Essa confiança cega dos juízes resulta em erros. O episódio pelo qual passou o advogado Roberto Podval prova a ocorrência de equívocos. Podval responde pela defesa de figurões como o doleiro Hélio Laniado e o empresário Sérgio Gomes da Silva, o Sombra. Recentemente, o celular funcional de um estagiário de seu escritório foi grampeado. “O grampo não tinha nada a ver. Foi um equívoco”, diz o advogado. Segundo ele, quando o grampo foi descoberto, o próprio delegado que solicitou a escuta não soube explicar o que ocorreu. Um engano, sem dúvida.

Roberto Podval conta que não tem porque “criar caso” sobre o episódio. “Se ainda fosse o meu celular, tudo bem. Mas foi o de um estagiário”, justifica. Aos olhos da sociedade, no entanto, o equívoco teria de soar como um alarme. Ele mostra que a Polícia se confunde na hora de pedir autorização para monitorar e que a Justiça dá a autorização.

Em fevereiro de 2004, em artigo publicado na Consultor Jurídico, o delegado de Polícia Federal Antônio Rayol, também fundador do Instituto Brasileiro de Direito e Criminologia, já reconheceu do abuso de grampos nas investigações da famigerada Operação Anaconda. “A pródiga safra relativamente recente de sensacionais escândalos, alguns verdadeiros — outros nem tanto — tem sido possibilitada pelo uso banal de interceptações telefônicas, alçadas à categoria de panacéia milagrosa, ao contrário do que estabelece a Lei 9.296.”

A lei a que se refere o delegado também determina que as gravações durem, no máximo, o período de 15 dias, “renovável por igual tempo uma vez comprovada à sua redução a termo”. No dia a dia, não é isso o que acontece. O monitoramento dura longos meses, até anos. São tantas horas de gravação que outro dispositivo da lei acaba tendo de ser mitigado. É aquele que diz que as gravações têm de ser transcritas e anexadas ao processo. Em 2004, o Supremo Tribunal Federal considerou que a lei não exige a transcrição integral das interceptações telefônicas.

Recentemente, os ministros do Supremo tiveram de analisar a mesma questão. O desembargador Carreira Alvim, acusado de participar do esquema de venda de sentenças para beneficiar caça-níqueis, investigado durante a Operação Hurricane, pediu ao Supremo Habeas Corpus com a alegação de que a denúncia contra ele não trazia a transcrição das escutas, apenas trechos selecionados pelo Ministério Público.
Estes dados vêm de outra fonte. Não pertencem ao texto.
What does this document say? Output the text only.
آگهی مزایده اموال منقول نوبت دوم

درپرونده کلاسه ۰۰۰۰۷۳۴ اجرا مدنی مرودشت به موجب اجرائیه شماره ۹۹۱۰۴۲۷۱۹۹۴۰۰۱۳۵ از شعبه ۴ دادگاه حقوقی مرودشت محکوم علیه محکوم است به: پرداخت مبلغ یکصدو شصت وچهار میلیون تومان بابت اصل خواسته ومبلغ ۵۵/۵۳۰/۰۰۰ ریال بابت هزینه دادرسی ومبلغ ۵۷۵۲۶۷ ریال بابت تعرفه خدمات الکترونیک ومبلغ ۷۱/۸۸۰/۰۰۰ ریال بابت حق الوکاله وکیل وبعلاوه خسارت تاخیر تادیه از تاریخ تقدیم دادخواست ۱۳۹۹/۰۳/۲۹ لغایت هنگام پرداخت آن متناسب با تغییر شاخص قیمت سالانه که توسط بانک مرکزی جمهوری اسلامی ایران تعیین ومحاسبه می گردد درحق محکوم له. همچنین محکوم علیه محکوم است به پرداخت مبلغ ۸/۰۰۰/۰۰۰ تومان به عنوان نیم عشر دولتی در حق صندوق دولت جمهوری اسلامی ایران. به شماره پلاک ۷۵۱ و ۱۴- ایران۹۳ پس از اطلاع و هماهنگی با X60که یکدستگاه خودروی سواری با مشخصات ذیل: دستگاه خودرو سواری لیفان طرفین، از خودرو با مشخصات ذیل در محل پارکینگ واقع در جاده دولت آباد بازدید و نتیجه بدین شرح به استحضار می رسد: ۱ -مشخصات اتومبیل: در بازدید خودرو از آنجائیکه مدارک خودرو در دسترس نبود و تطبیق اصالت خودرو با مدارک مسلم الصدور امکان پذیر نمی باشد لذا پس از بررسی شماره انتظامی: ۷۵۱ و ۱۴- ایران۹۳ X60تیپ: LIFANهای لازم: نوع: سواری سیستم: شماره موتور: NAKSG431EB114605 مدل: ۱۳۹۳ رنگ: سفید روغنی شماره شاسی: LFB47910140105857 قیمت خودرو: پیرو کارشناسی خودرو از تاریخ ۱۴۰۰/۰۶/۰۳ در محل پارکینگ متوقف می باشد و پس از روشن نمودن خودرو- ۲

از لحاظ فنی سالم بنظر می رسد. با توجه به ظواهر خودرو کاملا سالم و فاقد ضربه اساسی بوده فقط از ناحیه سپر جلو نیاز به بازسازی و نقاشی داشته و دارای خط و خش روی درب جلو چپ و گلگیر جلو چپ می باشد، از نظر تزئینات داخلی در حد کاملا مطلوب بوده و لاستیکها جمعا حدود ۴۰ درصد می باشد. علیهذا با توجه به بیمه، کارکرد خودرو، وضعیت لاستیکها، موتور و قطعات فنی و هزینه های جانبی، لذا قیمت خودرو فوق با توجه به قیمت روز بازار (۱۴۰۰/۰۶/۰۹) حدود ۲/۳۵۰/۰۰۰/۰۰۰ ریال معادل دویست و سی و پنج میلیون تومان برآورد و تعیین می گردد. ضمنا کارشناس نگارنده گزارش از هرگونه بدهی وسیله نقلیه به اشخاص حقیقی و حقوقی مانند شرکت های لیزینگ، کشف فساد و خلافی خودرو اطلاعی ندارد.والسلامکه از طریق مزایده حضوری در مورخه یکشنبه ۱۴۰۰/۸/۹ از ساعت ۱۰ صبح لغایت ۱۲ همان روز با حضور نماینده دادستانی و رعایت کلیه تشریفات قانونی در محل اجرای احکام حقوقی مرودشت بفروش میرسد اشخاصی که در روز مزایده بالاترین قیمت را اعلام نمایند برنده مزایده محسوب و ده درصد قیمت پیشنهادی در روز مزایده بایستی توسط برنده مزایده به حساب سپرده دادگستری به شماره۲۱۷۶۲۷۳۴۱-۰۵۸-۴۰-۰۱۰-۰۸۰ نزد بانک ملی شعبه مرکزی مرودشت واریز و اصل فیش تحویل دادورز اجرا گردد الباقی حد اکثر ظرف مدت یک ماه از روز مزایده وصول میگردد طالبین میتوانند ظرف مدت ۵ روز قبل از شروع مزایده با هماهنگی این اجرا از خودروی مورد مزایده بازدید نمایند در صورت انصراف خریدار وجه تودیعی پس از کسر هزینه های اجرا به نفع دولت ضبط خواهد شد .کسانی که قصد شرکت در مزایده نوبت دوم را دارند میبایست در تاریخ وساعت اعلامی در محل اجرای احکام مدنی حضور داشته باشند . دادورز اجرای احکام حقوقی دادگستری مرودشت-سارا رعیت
A discussão provocou um racha na corte e foi definida — em caráter provisório — pelo voto de desempate da presidente do tribunal, ministra Ellen Gracie. O ministro Marco Aurélio, relator e um dos votos vencidos, reafirmou o que já está escrito na lei: grampo é exceção, e não regra. Ele enfatizou que a transcrição tem de ocorrer, já que as possíveis provas obtidas com as escutas têm de valer para as duas partes, e não apenas para a acusação. “Vale dizer que o conteúdo da fita magnética há de ser degravado, há de ser passado para o papel, viabilizando-se, com isso, a visão conjunta, a visão do grande todo, no que envolvido diálogo, seguindo-se o auto circunstanciado.”
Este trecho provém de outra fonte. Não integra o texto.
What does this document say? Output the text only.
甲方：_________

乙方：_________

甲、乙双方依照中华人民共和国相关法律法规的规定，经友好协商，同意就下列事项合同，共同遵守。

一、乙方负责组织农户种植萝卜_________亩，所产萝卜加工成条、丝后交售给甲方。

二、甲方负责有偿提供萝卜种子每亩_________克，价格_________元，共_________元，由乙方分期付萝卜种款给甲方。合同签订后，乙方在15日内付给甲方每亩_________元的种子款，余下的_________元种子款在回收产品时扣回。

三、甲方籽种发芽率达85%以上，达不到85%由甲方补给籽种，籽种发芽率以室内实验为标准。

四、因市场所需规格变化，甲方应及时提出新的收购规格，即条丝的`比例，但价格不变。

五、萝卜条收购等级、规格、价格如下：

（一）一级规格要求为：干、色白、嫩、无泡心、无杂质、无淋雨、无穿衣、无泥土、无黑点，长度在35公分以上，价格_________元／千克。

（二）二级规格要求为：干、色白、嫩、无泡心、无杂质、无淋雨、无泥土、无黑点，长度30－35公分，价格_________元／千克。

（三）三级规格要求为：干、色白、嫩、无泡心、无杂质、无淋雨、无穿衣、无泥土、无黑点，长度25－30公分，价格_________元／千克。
Marco Aurélio também reafirmou outro aspecto da lei que estaria sendo desrespeitado: o monitoramento de conversas telefônicas pode durar 15 dias, prorrogáveis por mais 15 e só. Nada além disso. Não é o que aconteceu, por exemplo, na Operação Hurricane, alvo das críticas do ministro. “Em vez de haver autorização de escuta pelo prazo de quinze dias, ‘renovável por igual tempo uma vez comprovada a indispensabilidade do meio de prova’ — é o texto legal —, projetou-se a extravagante forma de levantamento de dados de modo praticamente indeterminado.”

As horas de gravação feita por tempo indeterminado tornam, sem dúvida, a sua transcrição quase que inviável. Um ano de monitoramente de conversas demoraria, na melhor das hipóteses, outro para ser transcrito.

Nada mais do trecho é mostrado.